Timeline 5 moments Read Hide
  1. c. 503 Birth near Antioch Born at Sirimion in the district of Cynegia, near Antioch, and educated in law.
  2. Before 565 Compilation of the canons in fifty titles As a priest he assembled a systematic collection of Church canons arranged in fifty topical titles, drawing on the canons of seven councils together with the Apostolic Canons, the canons of Sardica, and Basil the Great's canonical letter.
  3. 12 April 565 Installed as Patriarch of Constantinople John succeeded Eutychius as Patriarch of Constantinople. Seven months later the Emperor Justinian I died.
  4. 14 November 565 Coronation of Justin II Under Justinian's successor, John crowned the new emperor Justin II.
  5. 31 August 577 Repose John died and was succeeded again by Eutychius, who thus held the patriarchate non-consecutively.

Contributions & Legacy

3 contributions Read Hide

Canon-law collections

John's lasting contribution was his reorganization of the Church's canons. Departing from the chronological arrangement of earlier collections, he grouped the canons according to their subject matter on a philosophical principle, reducing the number of organizational categories from sixty to fifty. The result, his Synagoge or collection in fifty titles, became a foundational text of Byzantine canon law.

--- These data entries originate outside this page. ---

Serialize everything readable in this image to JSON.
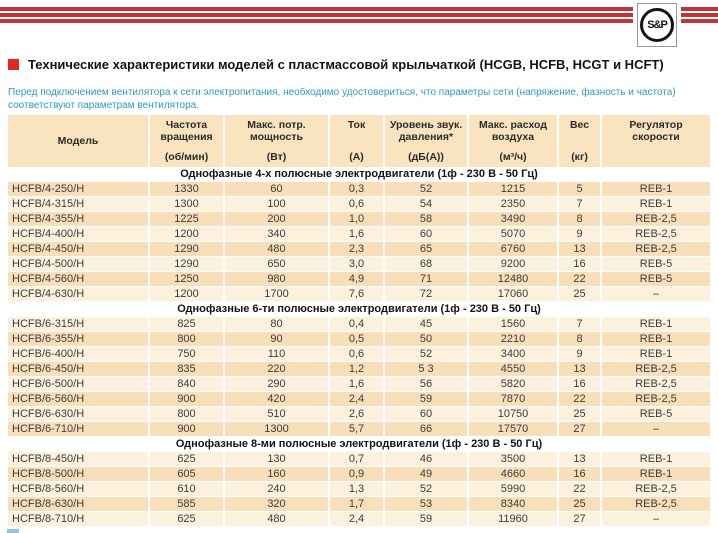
{
  "logo": {
    "text": "S&P"
  },
  "header": {
    "title": "Технические характеристики моделей с пластмассовой крыльчаткой (HCGB, HCFB, HCGT и HCFT)",
    "note": "Перед подключением вентилятора к сети электропитания, необходимо удостовериться, что параметры сети (напряжение, фазность и частота) соответствуют параметрам вентилятора."
  },
  "table": {
    "columns": [
      {
        "label": "Модель",
        "unit": ""
      },
      {
        "label": "Частота\nвращения",
        "unit": "(об/мин)"
      },
      {
        "label": "Макс. потр.\nмощность",
        "unit": "(Вт)"
      },
      {
        "label": "Ток",
        "unit": "(А)"
      },
      {
        "label": "Уровень звук.\nдавления*",
        "unit": "(дБ(А))"
      },
      {
        "label": "Макс. расход\nвоздуха",
        "unit": "(м³/ч)"
      },
      {
        "label": "Вес",
        "unit": "(кг)"
      },
      {
        "label": "Регулятор\nскорости",
        "unit": ""
      }
    ],
    "sections": [
      {
        "title": "Однофазные 4-х полюсные электродвигатели (1ф - 230 В - 50 Гц)",
        "start_shade": "dark",
        "rows": [
          [
            "HCFB/4-250/H",
            "1330",
            "60",
            "0,3",
            "52",
            "1215",
            "5",
            "REB-1"
          ],
          [
            "HCFB/4-315/H",
            "1300",
            "100",
            "0,6",
            "54",
            "2350",
            "7",
            "REB-1"
          ],
          [
            "HCFB/4-355/H",
            "1225",
            "200",
            "1,0",
            "58",
            "3490",
            "8",
            "REB-2,5"
          ],
          [
            "HCFB/4-400/H",
            "1200",
            "340",
            "1,6",
            "60",
            "5070",
            "9",
            "REB-2,5"
          ],
          [
            "HCFB/4-450/H",
            "1290",
            "480",
            "2,3",
            "65",
            "6760",
            "13",
            "REB-2,5"
          ],
          [
            "HCFB/4-500/H",
            "1290",
            "650",
            "3,0",
            "68",
            "9200",
            "16",
            "REB-5"
          ],
          [
            "HCFB/4-560/H",
            "1250",
            "980",
            "4,9",
            "71",
            "12480",
            "22",
            "REB-5"
          ],
          [
            "HCFB/4-630/H",
            "1200",
            "1700",
            "7,6",
            "72",
            "17060",
            "25",
            "–"
          ]
        ]
      },
      {
        "title": "Однофазные 6-ти полюсные электродвигатели (1ф - 230 В - 50 Гц)",
        "start_shade": "light",
        "rows": [
          [
            "HCFB/6-315/H",
            "825",
            "80",
            "0,4",
            "45",
            "1560",
            "7",
            "REB-1"
          ],
          [
            "HCFB/6-355/H",
            "800",
            "90",
            "0,5",
            "50",
            "2210",
            "8",
            "REB-1"
          ],
          [
            "HCFB/6-400/H",
            "750",
            "110",
            "0,6",
            "52",
            "3400",
            "9",
            "REB-1"
          ],
          [
            "HCFB/6-450/H",
            "835",
            "220",
            "1,2",
            "5 3",
            "4550",
            "13",
            "REB-2,5"
          ],
          [
            "HCFB/6-500/H",
            "840",
            "290",
            "1,6",
            "56",
            "5820",
            "16",
            "REB-2,5"
          ],
          [
            "HCFB/6-560/H",
            "900",
            "420",
            "2,4",
            "59",
            "7870",
            "22",
            "REB-2,5"
          ],
          [
            "HCFB/6-630/H",
            "800",
            "510",
            "2,6",
            "60",
            "10750",
            "25",
            "REB-5"
          ],
          [
            "HCFB/6-710/H",
            "900",
            "1300",
            "5,7",
            "66",
            "17570",
            "27",
            "–"
          ]
        ]
      },
      {
        "title": "Однофазные 8-ми полюсные электродвигатели (1ф - 230 В - 50 Гц)",
        "start_shade": "light",
        "rows": [
          [
            "HCFB/8-450/H",
            "625",
            "130",
            "0,7",
            "46",
            "3500",
            "13",
            "REB-1"
          ],
          [
            "HCFB/8-500/H",
            "605",
            "160",
            "0,9",
            "49",
            "4660",
            "16",
            "REB-1"
          ],
          [
            "HCFB/8-560/H",
            "610",
            "240",
            "1,3",
            "52",
            "5990",
            "22",
            "REB-2,5"
          ],
          [
            "HCFB/8-630/H",
            "585",
            "320",
            "1,7",
            "53",
            "8340",
            "25",
            "REB-2,5"
          ],
          [
            "HCFB/8-710/H",
            "625",
            "480",
            "2,4",
            "59",
            "11960",
            "27",
            "–"
          ]
        ]
      }
    ]
  },
  "colors": {
    "stripe_red": "#C23439",
    "bullet_red": "#E22726",
    "note_blue": "#2E9AC9",
    "header_beige": "#FAE3BF",
    "row_dark": "#F8DFB9",
    "row_light": "#FCF1DD",
    "text_dark": "#3C3C3C"
  }
}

His compilation gathered the canons of seven councils — Nicaea, Ancyra, Neocaesarea, Gangra, Antioch, Ephesus, and Constantinople — together with the Apostolic Canons, the canons of Sardica, and the canonical letter of Basil the Great. After his arrival in Constantinople he produced a further work, an abridgment of his collection to which he added a comparison of the imperial rescripts and civil laws bearing on the Church, an early form of the nomocanon that combined ecclesiastical canons with civil legislation.

These collections exercised a long influence: the later and more famous Nomocanon associated with Photius the Great drew upon John's work.

Patriarchate and church affairs

John's tenure spanned the close of Justinian's reign and the early years of Justin II. A Chalcedonian, he sought accommodation with those who rejected the Council of Chalcedon, organizing a compromise between the Chalcedonian and non-Chalcedonian parties in 567 and briefly reuniting them in 571. In 568 he completed a catechism setting out Trinitarian orthodoxy.

Liturgical tradition

By tradition John is credited with introducing hymns into the Divine Liturgy, among them the Cherubic Hymn sung at the Great Entrance and the communion hymn 'Of Thy Mystical Supper.' This attribution is handed down within the liturgical tradition rather than established by contemporary documentation.

Works & Further Reading Read Hide

Notable Works

  • Synagoge of canons in fifty titles — A systematic collection of Church canons arranged by subject matter in fifty topical titles, drawing on seven councils, the Apostolic Canons, the canons of Sardica, and Basil the Great's canonical letter.
  • Collection of 87 Chapters (Nomocanon) — An abridgment of his canonical collection supplemented with the relevant imperial rescripts and civil laws, an early combination of ecclesiastical canon and civil law.
  • Catechism on Trinitarian orthodoxy — A doctrinal catechism setting forth Trinitarian teaching, completed in 568.